Hibbs itself was a 5-4 decision in which Justice Kennedy strongly dissented on grounds that Congress had exceeded its authority in subjecting states to suits for damages under the FMLA. Justice Kennedy’s dissent in Hibbs emphasized the constitutional basis for sovereign immunity, noting that “the Eleventh Amendment … protects a State’s fiscal integrity from federal intrusion by vesting the States with immunity from private actions for damages pursuant to federal laws.” Justice Thomas also dissented in Hibbs and ruled with the majority in Coleman, writing in a concurring opinion “to reiterate my view that Hibbs was wrongly decided.”

Justice Ginsberg, who had been in the majority in Hibbs, dissented in Coleman, along with Justices Breyer, Sotomayor and Kagan. In her dissent, Justice Ginsberg argued that the FMLA was primarily aimed at discrimination against women and therefore Congress had the authority to abrogate sovereign immunity under Section 5 of the Fourteenth Amendment. Indeed, in Footnote 1 of her dissent, Justice Ginsberg stated her view that “Congress can abrogate state sovereign immunity pursuant to its Article I Commerce Clause power.” Only Justice Breyer joined in this part of her opinion.

Chief Justice Roberts proved to be the difference-maker in Coleman. In Hibbs, then-Chief Justice Rehnquist departed from his conservative colleagues and wrote the majority opinion. In Coleman, Chief Justice Roberts joined the majority in deciding that a state could not be sued for damages under the FMLA self-care provision.

What Does Coleman Portend for PPACA’s Constitutionality?

In cases to be argued next week before the Supreme Court, 26 states and others challenge Congress’s authority to enact various provisions of PPACA. The following issues will be addressed:

  • Does the Commerce Clause of the Constitution authorize Congress to enact PPACA’s individual mandate — the requirement effective in 2014 that individuals purchase health insurance?
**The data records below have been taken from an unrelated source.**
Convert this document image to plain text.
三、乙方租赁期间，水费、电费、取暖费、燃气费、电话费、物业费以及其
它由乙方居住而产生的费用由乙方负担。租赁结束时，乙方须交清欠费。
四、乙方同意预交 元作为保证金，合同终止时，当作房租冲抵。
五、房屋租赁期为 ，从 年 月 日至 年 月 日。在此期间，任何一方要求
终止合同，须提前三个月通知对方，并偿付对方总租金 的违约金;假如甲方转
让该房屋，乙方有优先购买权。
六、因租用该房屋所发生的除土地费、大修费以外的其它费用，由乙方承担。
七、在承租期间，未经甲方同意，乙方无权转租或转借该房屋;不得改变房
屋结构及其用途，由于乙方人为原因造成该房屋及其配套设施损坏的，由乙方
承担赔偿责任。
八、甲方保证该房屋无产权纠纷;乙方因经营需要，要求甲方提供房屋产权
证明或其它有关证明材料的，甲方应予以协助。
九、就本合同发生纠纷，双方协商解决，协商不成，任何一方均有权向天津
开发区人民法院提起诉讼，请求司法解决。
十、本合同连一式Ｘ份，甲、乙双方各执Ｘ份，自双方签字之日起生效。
  • Does PPACA’s extension of Medicaid, effective in 2014, violate states’ Tenth Amendment rights by threatening states with loss of all Medicaid funding if they fail to comply with the expansion?

  • If the Court determines that the individual mandate exceeds Congress’ Commerce Clause authority, should all of PPACA be invalidated or may the individual mandate and related provisions be “severed” and the rest of PPACA kept in force?
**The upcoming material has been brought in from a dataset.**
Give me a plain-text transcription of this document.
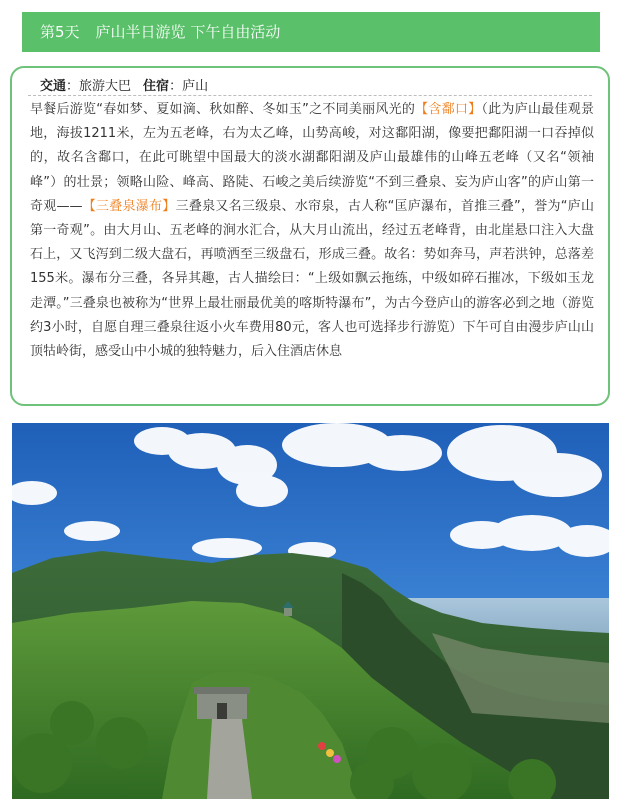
第5天 庐山半日游览 下午自由活动
交通：旅游大巴 住宿：庐山

早餐后游览“春如梦、夏如滴、秋如醉、冬如玉”之不同美丽风光的【含鄱口】（此为庐山最佳观景地，海拔1211米，左为五老峰，右为太乙峰，山势高峻，对这鄱阳湖，像要把鄱阳湖一口吞掉似的，故名含鄱口，在此可眺望中国最大的淡水湖鄱阳湖及庐山最雄伟的山峰五老峰（又名“领袖峰”）的壮景；领略山险、峰高、路陡、石峻之美后续游览“不到三叠泉、妄为庐山客”的庐山第一奇观——【三叠泉瀑布】三叠泉又名三级泉、水帘泉，古人称“匡庐瀑布，首推三叠”，誉为“庐山第一奇观”。由大月山、五老峰的涧水汇合，从大月山流出，经过五老峰背，由北崖悬口注入大盘石上，又飞泻到二级大盘石，再喷洒至三级盘石，形成三叠。故名：势如奔马，声若洪钟，总落差155米。瀑布分三叠，各异其趣，古人描绘曰：“上级如飘云拖练，中级如碎石摧冰，下级如玉龙走潭。”三叠泉也被称为“世界上最壮丽最优美的喀斯特瀑布”，为古今登庐山的游客必到之地（游览约3小时，自愿自理三叠泉往返小火车费用80元，客人也可选择步行游览）下午可自由漫步庐山山顶牯岭街，感受山中小城的独特魅力，后入住酒店休息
  • Should the Court decline to hear the case challenging the individual mandate under the Anti-Injunction Act, now found in Section 7421(a) of the Internal Revenue Code of 1986, which prohibits courts from enjoining enforcement of a federal tax until the tax is collected?

The individual mandate issue and Medicaid expansion issue raise serious questions of congressional authority. Court watchers have speculated that Chief Justice Roberts, Justice Kennedy or even Justice Scalia might join the four liberal justices to uphold Congress’ authority in these areas. However, nothing in Coleman indicates any of these three conservative justices are inclined to support the broad view of congressional authority espoused by Justice Ginsberg’s dissent in that case.

It is noteworthy that one week before the PPACA arguments, the conservative majority on the Court found that Congress exceeded its authority in enacting this portion of the FMLA. Justice Kennedy felt strongly enough about protecting “a State’s fiscal integrity from federal intrusion” that he reiterated his views in Hibbs while writing the majority opinion in Coleman. Justice Scalia’s separate opinion took an even more restrictive view of Congress’ authority, focusing on the specific text of the Fourteenth Amendment. Chief Justice Roberts’ vote with the majority in Coleman likewise shows a concern for limiting congressional authority to the enumerated powers in the Constitution. In particular, this may foreshadow the justices’ view concerning PPACA’s expansion of Medicaid and the burdens that may be placed on the states.

As the issues in Coleman are very different from the PPACA challenges, one cannot safely predict how these justices will address the PPACA constitutional issues. Unless the Court, under the authority of the Anti-Injunction Act, declines to decide the merits of PPACA constitutionality, we will have answers to these questions by June of this year. In all likelihood, it will be yet another 5-4 decision.